2,0A la rigueurA la rigueur

Thème

Britannicus est l'une des premières grandes pièces de Racine, créée en 1669: 5 actes et 1778 alexandrins.
C'est l'histoire d'une émancipation et de la naissance d'un monstre, Néron, devenu empereur grâce aux intrigues, voire aux crimes de sa mère,  Agrippine. Après trois ans de règne sans histoires, il veut se libérer de la tutelle de sa mère, encouragé en cela par Narcisse. Néron veut détruire tout ce qui s'oppose à ses désirs: alors qu'il pourrait encore revenir en arrière, il fait empoisonner son frère Britannicus, après avoir enlevé Junie, la fiancé de ce dernier. II laisse mourir Narcisse. Junie se réfugie chez les Vestales et la fin de la pièce laisse présager la mort d'Agrippine et de Burrhus.

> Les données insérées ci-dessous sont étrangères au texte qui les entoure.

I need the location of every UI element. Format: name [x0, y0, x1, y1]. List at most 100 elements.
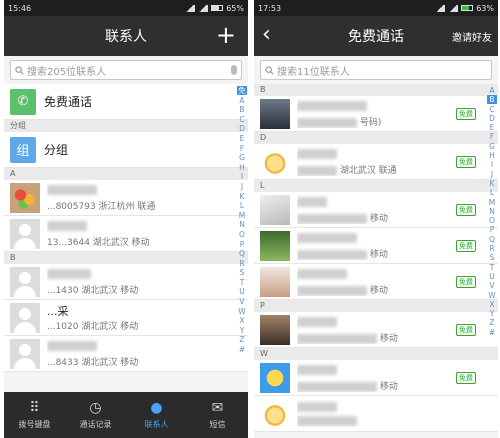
index-letter[interactable]: N [489, 207, 495, 216]
contact-name [47, 267, 248, 280]
index-letter[interactable]: U [489, 272, 495, 281]
alphabet-index[interactable]: 免 A B C D E F G H I J K L M N O P Q R S T U V W X Y Z # [237, 86, 247, 354]
invite-friends-button[interactable]: 邀请好友 [452, 29, 492, 44]
free-badge: 免费 [456, 372, 476, 384]
index-letter[interactable]: F [240, 144, 244, 153]
tab-call-log[interactable]: ◷ 通话记录 [65, 392, 126, 438]
index-letter[interactable]: V [489, 281, 494, 290]
index-letter[interactable]: # [239, 345, 245, 354]
index-letter[interactable]: W [488, 291, 495, 300]
tab-messages[interactable]: ✉ 短信 [187, 392, 248, 438]
index-letter[interactable]: P [490, 225, 495, 234]
index-letter[interactable]: J [241, 182, 243, 191]
contact-row[interactable]: 移动 免费 [254, 192, 498, 228]
index-letter[interactable]: V [239, 297, 244, 306]
tab-label: 联系人 [144, 419, 169, 429]
contact-row[interactable]: 移动 免费 [254, 360, 498, 396]
index-letter[interactable]: G [239, 153, 245, 162]
index-letter[interactable]: I [491, 160, 493, 169]
index-letter[interactable]: E [490, 123, 495, 132]
contact-detail: ...8433 湖北武汉 移动 [47, 358, 139, 368]
contact-row[interactable]: ...8433 湖北武汉 移动 [4, 336, 248, 372]
search-icon [265, 65, 274, 75]
contact-row[interactable]: 13...3644 湖北武汉 移动 [4, 216, 248, 252]
index-letter[interactable]: H [489, 151, 495, 160]
avatar [10, 266, 40, 297]
index-letter[interactable]: K [490, 179, 495, 188]
search-input[interactable]: 搜索205位联系人 [10, 60, 242, 80]
microphone-icon[interactable] [231, 65, 237, 75]
contact-row[interactable] [254, 396, 498, 432]
index-letter[interactable]: I [241, 172, 243, 181]
index-letter[interactable]: D [239, 124, 245, 133]
clock-icon: ◷ [89, 399, 102, 416]
index-letter[interactable]: Z [239, 335, 244, 344]
index-letter[interactable]: N [239, 220, 245, 229]
index-letter[interactable]: O [489, 216, 495, 225]
chat-icon: ✉ [211, 399, 224, 416]
index-letter[interactable]: P [240, 240, 245, 249]
index-letter[interactable]: C [239, 115, 244, 124]
index-letter[interactable]: R [239, 259, 244, 268]
index-letter[interactable]: M [239, 211, 245, 220]
plus-icon[interactable]: + [216, 22, 236, 48]
wifi-icon [198, 4, 209, 12]
index-letter[interactable]: H [239, 163, 245, 172]
index-letter[interactable]: # [489, 328, 495, 337]
free-call-entry[interactable]: ✆ 免费通话 [4, 84, 248, 120]
index-letter[interactable]: Q [239, 249, 245, 258]
index-letter[interactable]: L [240, 201, 244, 210]
search-input[interactable]: 搜索11位联系人 [260, 60, 492, 80]
index-letter[interactable]: E [240, 134, 245, 143]
section-header-b: B [254, 84, 498, 96]
status-time: 17:53 [258, 3, 282, 13]
index-letter[interactable]: Q [489, 235, 495, 244]
search-placeholder: 搜索11位联系人 [277, 66, 350, 78]
index-letter[interactable]: B [487, 95, 497, 105]
index-letter[interactable]: X [239, 316, 244, 325]
index-letter[interactable]: S [240, 268, 245, 277]
contact-row[interactable]: 号码) 免费 [254, 96, 498, 132]
index-letter[interactable]: U [239, 287, 245, 296]
index-letter[interactable]: F [490, 132, 494, 141]
back-arrow-icon[interactable]: ‹ [262, 22, 271, 48]
index-letter[interactable]: Z [489, 318, 494, 327]
section-header-l: L [254, 180, 498, 192]
index-letter[interactable]: T [240, 278, 245, 287]
index-letter[interactable]: M [489, 198, 495, 207]
tab-contacts[interactable]: ● 联系人 [126, 392, 187, 438]
contact-row[interactable]: 移动 免费 [254, 312, 498, 348]
contact-row[interactable]: ...1430 湖北武汉 移动 [4, 264, 248, 300]
index-letter[interactable]: R [489, 244, 494, 253]
index-letter[interactable]: S [490, 253, 495, 262]
avatar [10, 338, 40, 369]
index-letter[interactable]: K [240, 192, 245, 201]
index-letter[interactable]: L [490, 188, 494, 197]
tab-dialpad[interactable]: ⠿ 拨号键盘 [4, 392, 65, 438]
index-letter[interactable]: Y [490, 309, 495, 318]
index-letter[interactable]: B [239, 105, 244, 114]
contact-name [47, 183, 248, 196]
index-letter[interactable]: W [238, 307, 245, 316]
index-letter[interactable]: Y [240, 326, 245, 335]
index-letter[interactable]: X [489, 300, 494, 309]
index-letter[interactable]: T [490, 263, 495, 272]
index-letter[interactable]: J [491, 170, 493, 179]
avatar [10, 182, 40, 213]
index-letter[interactable]: A [239, 96, 244, 105]
index-letter[interactable]: C [489, 105, 494, 114]
group-entry[interactable]: 组 分组 [4, 132, 248, 168]
tab-label: 拨号键盘 [18, 419, 51, 429]
status-bar: 17:53 63% [254, 0, 498, 16]
alphabet-index[interactable]: A B C D E F G H I J K L M N O P Q R S T U V W X Y Z # [487, 86, 497, 337]
index-letter[interactable]: 免 [237, 86, 247, 95]
index-letter[interactable]: D [489, 114, 495, 123]
index-letter[interactable]: O [239, 230, 245, 239]
contact-row[interactable]: 移动 免费 [254, 264, 498, 300]
contact-row[interactable]: 湖北武汉 联通 免费 [254, 144, 498, 180]
contact-row[interactable]: 移动 免费 [254, 228, 498, 264]
contact-row[interactable]: ...采 ...1020 湖北武汉 移动 [4, 300, 248, 336]
index-letter[interactable]: G [489, 142, 495, 151]
index-letter[interactable]: A [489, 86, 494, 95]
contact-row[interactable]: ...8005793 浙江杭州 联通 [4, 180, 248, 216]
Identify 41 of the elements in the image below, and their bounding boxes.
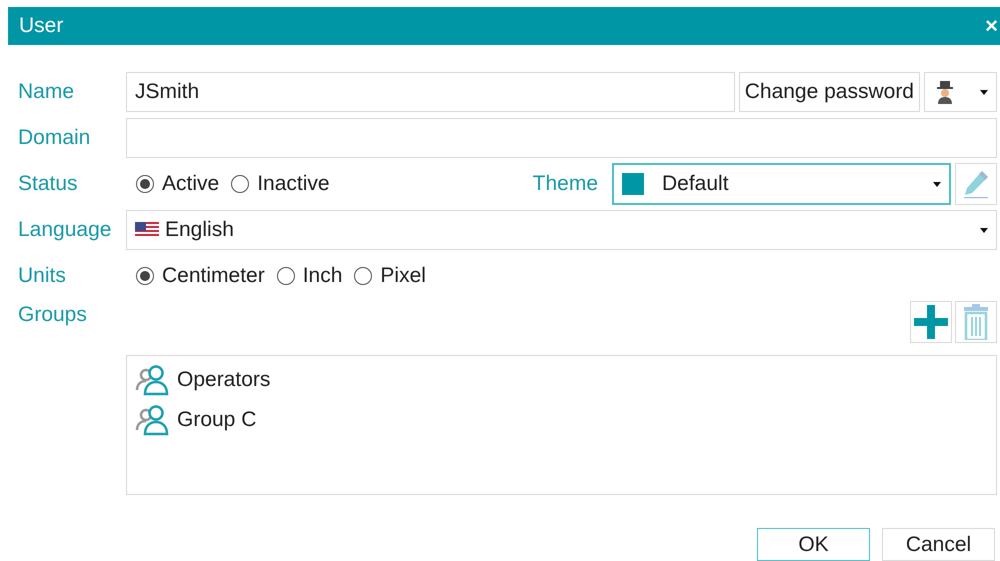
dialog-button[interactable]: OK [757, 528, 870, 561]
people-icon [135, 364, 171, 396]
field-label: Status [18, 172, 79, 196]
radio-label: Inch [302, 264, 342, 288]
radio-label: Centimeter [162, 264, 265, 288]
window-title: User [19, 14, 64, 38]
avatar-dropdown[interactable] [924, 72, 997, 112]
flag-icon [135, 222, 159, 238]
add-button[interactable] [910, 301, 952, 343]
language-dropdown[interactable]: English [126, 210, 997, 250]
plus-icon [914, 305, 948, 339]
color-swatch-icon [622, 173, 644, 195]
groups-list[interactable]: Operators Group C [126, 355, 997, 495]
field-label: Groups [18, 303, 88, 327]
radio-button[interactable] [231, 175, 250, 193]
radio-button[interactable] [136, 175, 154, 193]
radio-label: Active [162, 172, 220, 196]
caret-icon [980, 90, 988, 94]
radio-button[interactable] [136, 267, 154, 285]
dialog-button[interactable]: Cancel [882, 528, 995, 561]
change-password-button[interactable]: Change password [738, 72, 920, 112]
radio-label: Inactive [257, 172, 330, 196]
name-field[interactable]: JSmith [126, 72, 735, 112]
caret-icon [933, 182, 941, 186]
caret-icon [980, 228, 988, 232]
radio-button[interactable] [354, 267, 372, 285]
field-label: Units [18, 264, 67, 288]
trash-icon [963, 304, 989, 340]
radio-button[interactable] [276, 267, 295, 285]
field-label: Name [18, 80, 76, 104]
people-icon [135, 404, 171, 436]
radio-label: Pixel [380, 264, 426, 288]
pencil-icon [962, 169, 990, 199]
close-icon[interactable]: × [985, 15, 1000, 37]
theme-dropdown[interactable]: Default [612, 163, 951, 205]
field-label: Theme [532, 172, 598, 196]
field-label: Domain [18, 126, 92, 150]
group-item[interactable]: Group C [135, 402, 988, 438]
field-label: Language [18, 218, 112, 242]
domain-field[interactable] [126, 118, 997, 158]
group-item[interactable]: Operators [135, 362, 988, 398]
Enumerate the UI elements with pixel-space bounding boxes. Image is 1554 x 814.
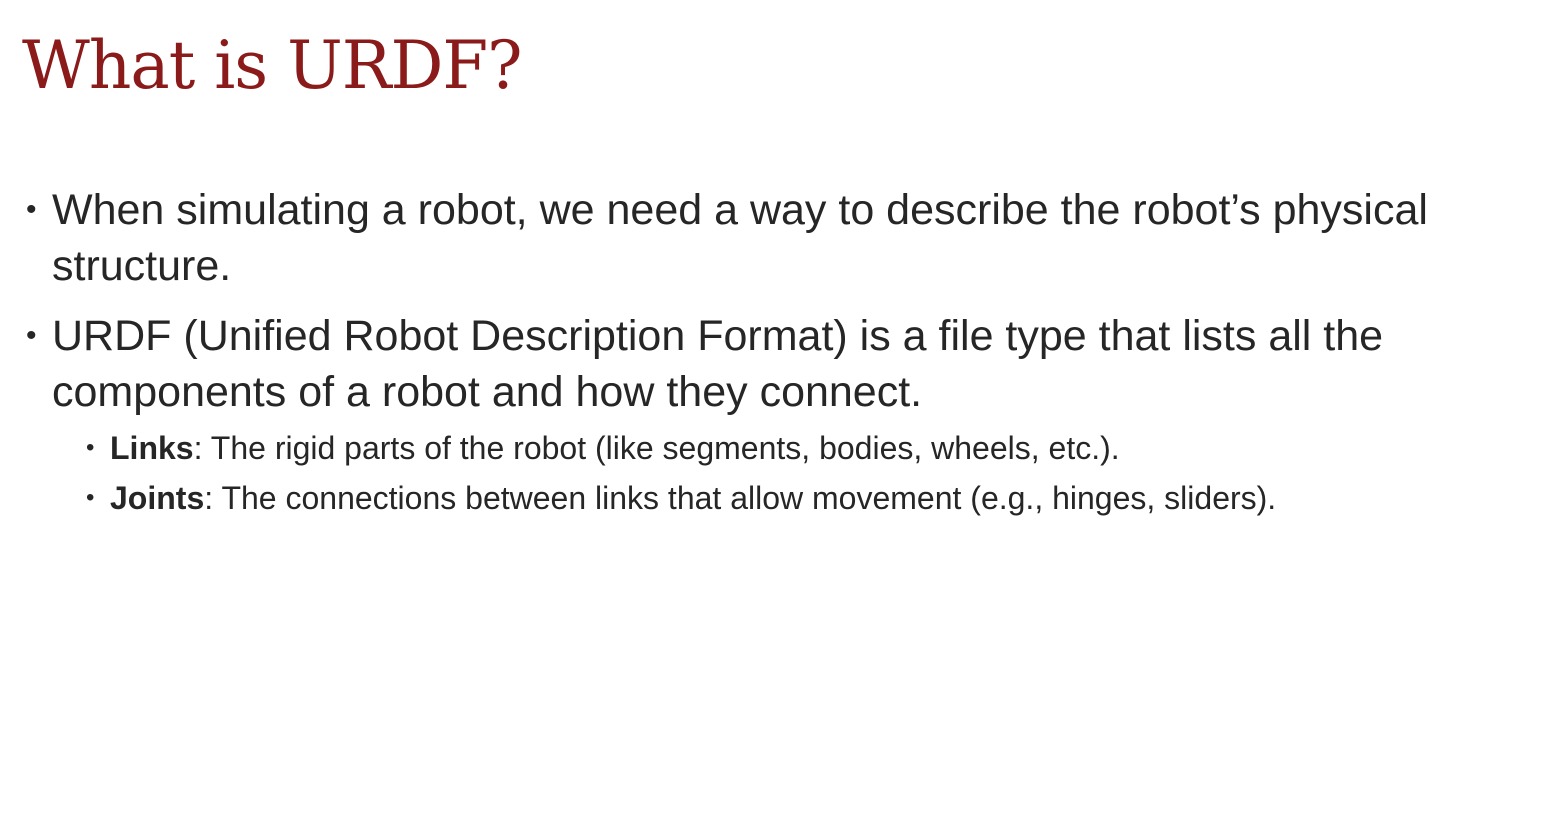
- bullet-dot-icon: •: [26, 319, 37, 352]
- sub-bullet-dot-icon: •: [86, 484, 95, 511]
- bullet-text: When simulating a robot, we need a way t…: [52, 186, 1428, 290]
- slide: What is URDF? • When simulating a robot,…: [0, 0, 1554, 814]
- sub-bullet-item-links: • Links: The rigid parts of the robot (l…: [86, 428, 1524, 468]
- sub-bullet-item-joints: • Joints: The connections between links …: [86, 478, 1524, 518]
- bullet-item: • URDF (Unified Robot Description Format…: [24, 308, 1524, 420]
- bullet-dot-icon: •: [26, 193, 37, 226]
- slide-body: • When simulating a robot, we need a way…: [24, 182, 1524, 528]
- sub-bullet-term: Joints: [110, 480, 205, 516]
- bullet-text: URDF (Unified Robot Description Format) …: [52, 312, 1384, 416]
- sub-bullet-text: : The rigid parts of the robot (like seg…: [193, 430, 1120, 466]
- sub-bullet-dot-icon: •: [86, 434, 95, 461]
- sub-bullet-term: Links: [110, 430, 194, 466]
- sub-bullet-text: : The connections between links that all…: [204, 480, 1277, 516]
- slide-title: What is URDF?: [22, 27, 523, 104]
- sub-bullet-list: • Links: The rigid parts of the robot (l…: [24, 428, 1524, 518]
- bullet-item: • When simulating a robot, we need a way…: [24, 182, 1524, 294]
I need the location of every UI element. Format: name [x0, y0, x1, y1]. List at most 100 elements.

La fatalité se mêle à la volonté de pouvoir pour aboutir au dénouement tragique.

Points forts

  •  
  • 1) La langue de Racine est la source d'un grand plaisir...
  • 2) Philippe Lebas réalise une incroyable performance d'artiste en jouant tous les rôles ou presque, les diverses manières de porter son foulard différenciant les personnages.
  • 3) Christine Joly interprète magnifiquement le rôle d'Agrippine, à l'acte IV.
  • 4) La mise en scène, très simple, permet de se repérer dans les différents actes.
  • 5) La video qui montre Néron vers la fin intensifie le côté dramatique de la chute du personnage. 
     

Points faibles

  •  
  • 1) Mais le choix de faire jouer la quasi-totalité des personnages par un seul comédien me semble discutable: malgré la grande qualité du jeu, j'en vois mal la justification et il me semble que cela empêche de croire complètement à l'action.
  • 2) Autant j'ai trouvé Christine Joly remarquable dans son rôle d'Agrippine, autant sa place dans le reste de la pièce me semble étrange: assise dans un coin de la scène, sur une chaise, tantôt elle dit le nom des personnages que Philippe Lebas interprète, tantôt elle joue le rôle de souffleur. Bon ?
  • 3) La mise en scène soutient le parti pris du jeu, mais elle ne parvient pas toujours à rendre les sentiments crédibles.
     

En deux mots ...

C'est certes une performance d'acteur exceptionnelle,. mais cette performance était-elle vraiment nécessaire pour nous faire entrer dans le tragique de la pièce? Je ne le crois pas.
 

Un extrait

Burrhus à Néron
« Vous allumez un feu qui ne pourra s'éteindre. 
Craint de tout l'univers il vous faudra tout craindre,
Toujours punir, toujours trembler dans vos projets,
Et pour vos ennemis compter tous vos sujets. »

L'auteur

Jean Racine (1639-1699) est l'auteur célèbre de nombreuses tragédies, toutes écrites de 1667 à 1677: Andromaque, Britannicus, Bérénice, Bajazer, Phèdre, pour ne citer que les plus connues. Proche de Port-Royal et du jansénisme, il accorde une grande place à la fatalité, mêlée à la prédestination. Cette influence religieuse le conduit à arrêter d'écrire ses tragédies profanes et, à la demande de Madame de Maintenon, il écrira bien plus tard deux tragédies bibliques: Esther (1689) et Athalie (1991).